The design of handles will be such that it will contain the UV-C source in a box type structure covered by a plexi-glass, which prevents any accidental leakage of sanitising liquid, while operating the device. For ensuring the effective disinfection, both UV intensity and residence time should be optimised. The intensity of UV-C will diminish because of ageing of lamp, and fouling of the lamp is possible because of possible deposits.

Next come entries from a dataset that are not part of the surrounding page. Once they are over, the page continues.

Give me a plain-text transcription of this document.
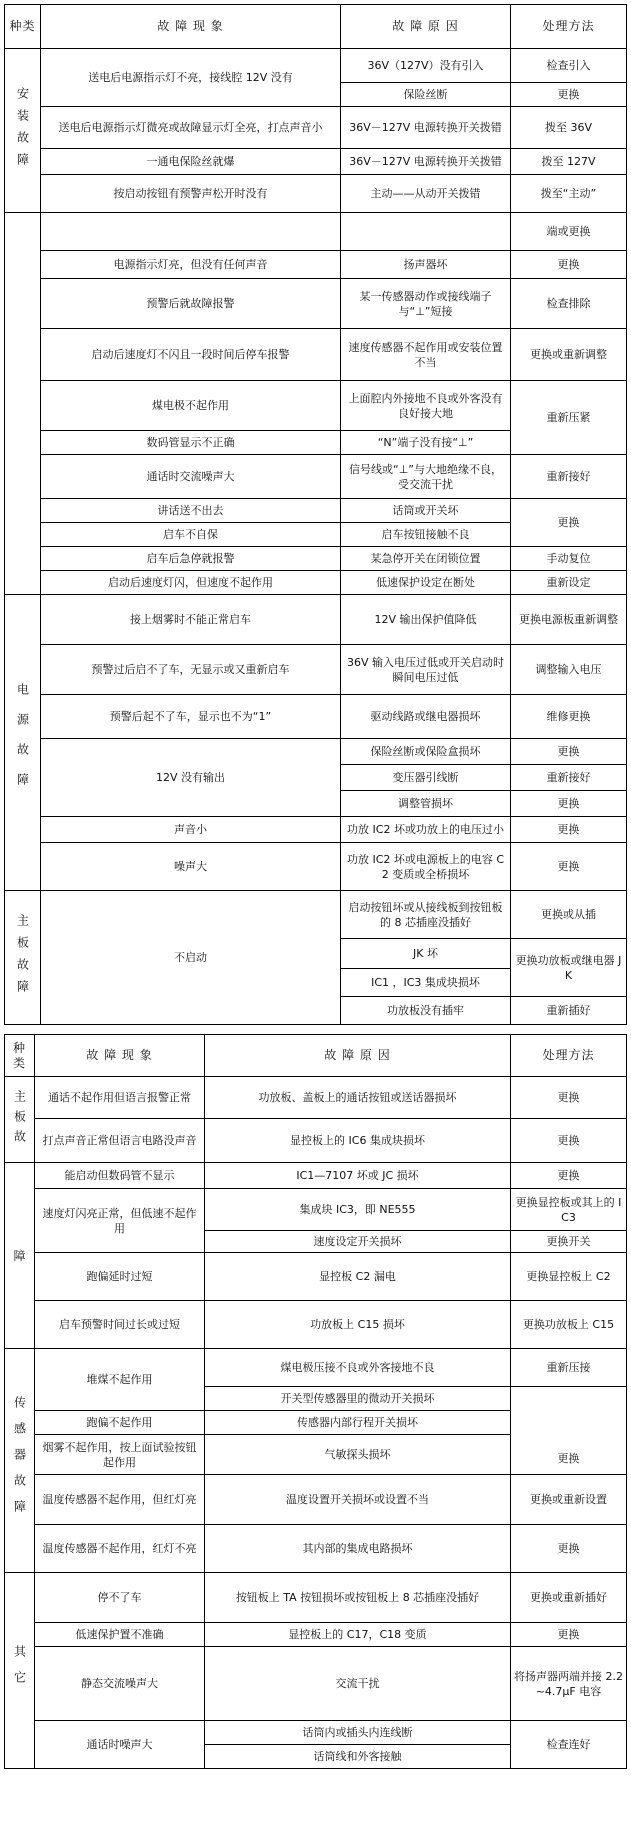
种类	故 障 现 象	故 障 原 因	处理方法
安装故障	送电后电源指示灯不亮，接线腔 12V 没有	36V（127V）没有引入	检查引入
		保险丝断	更换
	送电后电源指示灯微亮或故障显示灯全亮，打点声音小	36V－127V 电源转换开关拨错	拨至 36V
	一通电保险丝就爆	36V－127V 电源转换开关拨错	拨至 127V
	按启动按钮有预警声松开时没有	主动——从动开关拨错	拨至“主动”
			端或更换
	电源指示灯亮，但没有任何声音	扬声器坏	更换
	预警后就故障报警	某一传感器动作或接线端子与“⊥”短接	检查排除
	启动后速度灯不闪且一段时间后停车报警	速度传感器不起作用或安装位置不当	更换或重新调整
	煤电极不起作用	上面腔内外接地不良或外客没有良好接大地	重新压紧
	数码管显示不正确	“N”端子没有接“⊥”	
	通话时交流噪声大	信号线或“⊥”与大地绝缘不良，受交流干扰	重新接好
	讲话送不出去	话筒或开关坏	更换
	启车不自保	启车按钮接触不良	
	启车后急停就报警	某急停开关在闭锁位置	手动复位
	启动后速度灯闪，但速度不起作用	低速保护设定在断处	重新设定
电源故障	接上烟雾时不能正常启车	12V 输出保护值降低	更换电源板重新调整
	预警过后启不了车，无显示或又重新启车	36V 输入电压过低或开关启动时瞬间电压过低	调整输入电压
	预警后起不了车，显示也不为“1”	驱动线路或继电器损坏	维修更换
	12V 没有输出	保险丝断或保险盒损坏	更换
		变压器引线断	重新接好
		调整管损坏	更换
	声音小	功放 IC2 坏或功放上的电压过小	更换
	噪声大	功放 IC2 坏或电源板上的电容 C2 变质或全桥损坏	更换
主板故障	不启动	启动按钮坏或从接线板到按钮板的 8 芯插座没插好	更换或从插
		JK 坏	更换功放板或继电器 JK
		IC1 ，IC3 集成块损坏	
		功放板没有插牢	重新插好
种类	故 障 现 象	故 障 原 因	处理方法
主板故	通话不起作用但语言报警正常	功放板、盖板上的通话按钮或送话器损坏	更换
	打点声音正常但语言电路没声音	显控板上的 IC6 集成块损坏	更换
障	能启动但数码管不显示	IC1—7107 坏或 JC 损坏	更换
	速度灯闪亮正常，但低速不起作用	集成块 IC3，即 NE555	更换显控板或其上的 IC3
		速度设定开关损坏	更换开关
	跑偏延时过短	显控板 C2 漏电	更换显控板上 C2
	启车预警时间过长或过短	功放板上 C15 损坏	更换功放板上 C15
传感器故障	堆煤不起作用	煤电极压接不良或外客接地不良	重新压接
		开关型传感器里的微动开关损坏	更换
	跑偏不起作用	传感器内部行程开关损坏	
	烟雾不起作用，按上面试验按钮起作用	气敏探头损坏	
	温度传感器不起作用，但红灯亮	温度设置开关损坏或设置不当	更换或重新设置
	温度传感器不起作用，红灯不亮	其内部的集成电路损坏	更换
其它	停不了车	按钮板上 TA 按钮损坏或按钮板上 8 芯插座没插好	更换或重新插好
	低速保护置不准确	显控板上的 C17，C18 变质	更换
	静态交流噪声大	交流干扰	将扬声器两端并接 2.2~4.7μF 电容
	通话时噪声大	话筒内或插头内连线断	检查连好
		话筒线和外客接触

Several other technical challenges associated with this device could be as follows:

  • There may be interference between disinfectant spray and UV-C chambers, which needs to be taken care-off during the design stage.

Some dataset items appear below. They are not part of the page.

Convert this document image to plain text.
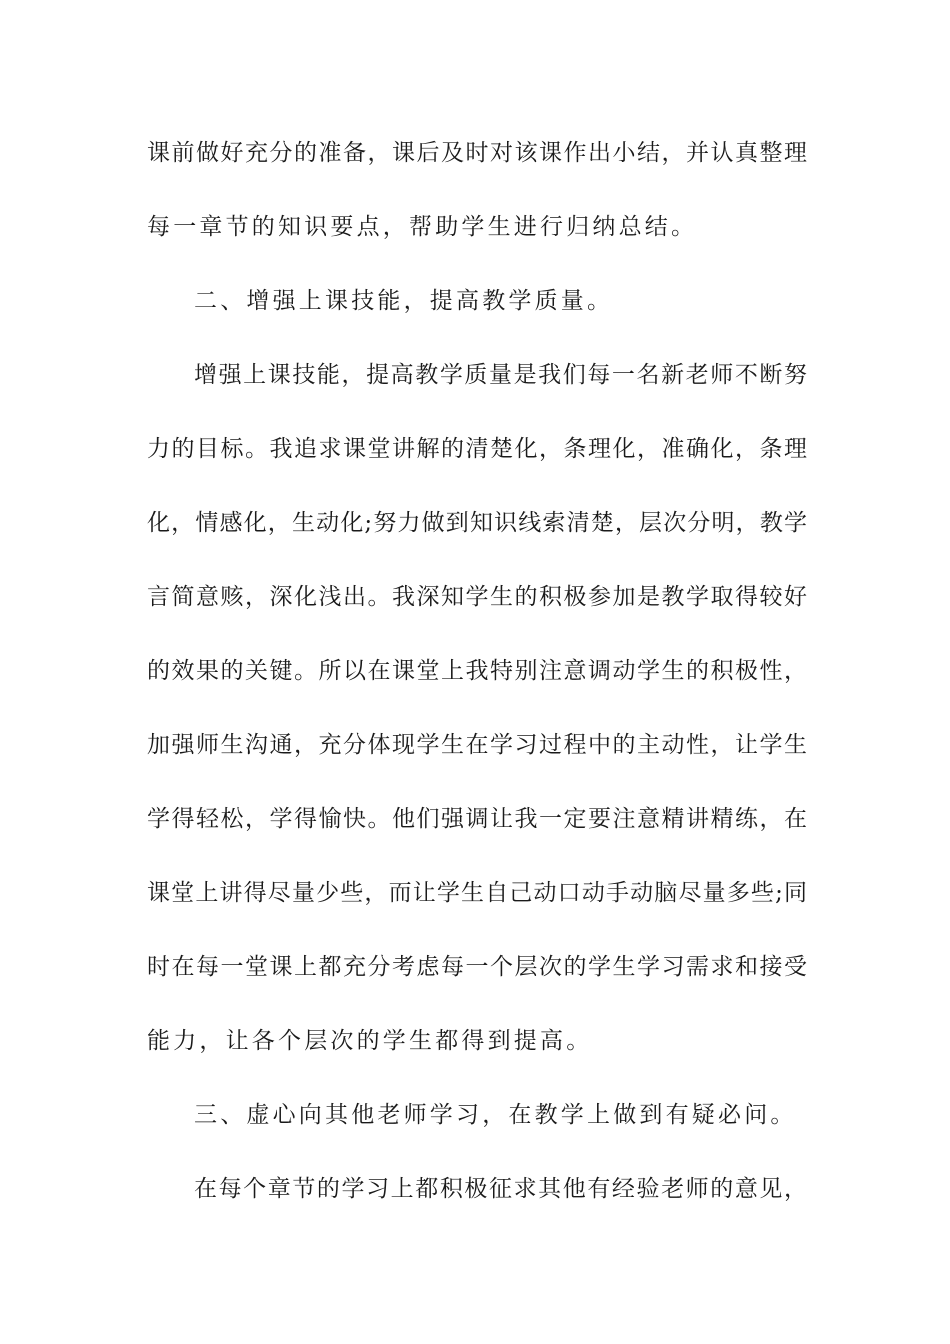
课前做好充分的准备，课后及时对该课作出小结，并认真整理
每一章节的知识要点，帮助学生进行归纳总结。
二、增强上课技能，提高教学质量。
增强上课技能，提高教学质量是我们每一名新老师不断努
力的目标。我追求课堂讲解的清楚化，条理化，准确化，条理
化，情感化，生动化;努力做到知识线索清楚，层次分明，教学
言简意赅，深化浅出。我深知学生的积极参加是教学取得较好
的效果的关键。所以在课堂上我特别注意调动学生的积极性，
加强师生沟通，充分体现学生在学习过程中的主动性，让学生
学得轻松，学得愉快。他们强调让我一定要注意精讲精练，在
课堂上讲得尽量少些，而让学生自己动口动手动脑尽量多些;同
时在每一堂课上都充分考虑每一个层次的学生学习需求和接受
能力，让各个层次的学生都得到提高。
三、虚心向其他老师学习，在教学上做到有疑必问。
在每个章节的学习上都积极征求其他有经验老师的意见，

  • Selection of appropriate spray mechanism including nozzles for hand-held configuration is challenging.

  • Geometrical position of the reflector to ensure maximum efficiency of UV-C light exposure to the targeted surface, optimum angle of emitted UV light for the target area, and synchronisation of spraying angle on the target surface.

  • Making compact and lightweight design.

  • Assembly of both techniques into single device, without compromising stand-alone device efficiency so that each of these can be used in stand-alone mode as well.

Novelty

This device will be the first of its kind using UV-C radiations and a disinfectant sprayer in a common header in a portable device format. This portable disinfectant device will be able to disinfect the surfaces, wherever used. UV-C radiations of 222-254 nm wavelength have been used for the current application. This device has been specifically developed to disinfect non-living things. However, without using UV-C radiations, it can be equally used for disinfecting living and non-living things. UV-C radiations used in this device could be harmful to the skin and eyes of the living beings, therefore the operator of the device must use spectacles with UV-C radiation protection and use this device safely. The size of this disinfectant device is quite compact, thereby making it convenient for a person to carry it with ease from one place to another.

Applications

As India gears up to open its economy, it is now time to exercise more caution and take every possible precaution to prevent the community transmission of COVID-19 virus. Already, the country is witnessing a huge spike in the cases everyday, which are posing serious threat to our economy. Hence, the use of such portable disinfection devices may prove vital in every sector of our economy, as the lockdown is completely lifted and we resume economic activities in full swing. This device has been designed and developed keeping the following applications in mind:

  1. (i)

    Disinfect public transport such as city buses, passenger trains, airplanes, etc.

  2. (ii)

    Disinfect hospitals, hotels, office premises, restaurants, malls etc.

  3. (iii)

    Disinfect shops in vegetable markets.

  4. (iv)

    Disinfect non-living things, when operated in spray and UV-C mode simultaneously. However, it can be used for living things as well in the spray alone mode, since the 222-254 nm UV-C wavelength may damage the living tissues.

  5. (v)

    Disinfect shared taxi services, such as Ola, Uber, and personal vehicles frequently by using a further compacted, miniaturised versions of the device.

Summary

There is an urgent need of a portable disinfectant device to prevent the spread of COVID-19 virus, as the Indian economy opens up gradually. The use of twin treatments of synchronised UV-C radiations and disinfectant spray in a compact head, makes it a suitable, significant and promising contribution for disinfecting places of work, and transport modes such as interiors of bus, aeroplanes, bus-stand, railways, hospitals, hotels, office premises, restaurants, malls etc. Its portable design would make it comfortable to use on a large scale.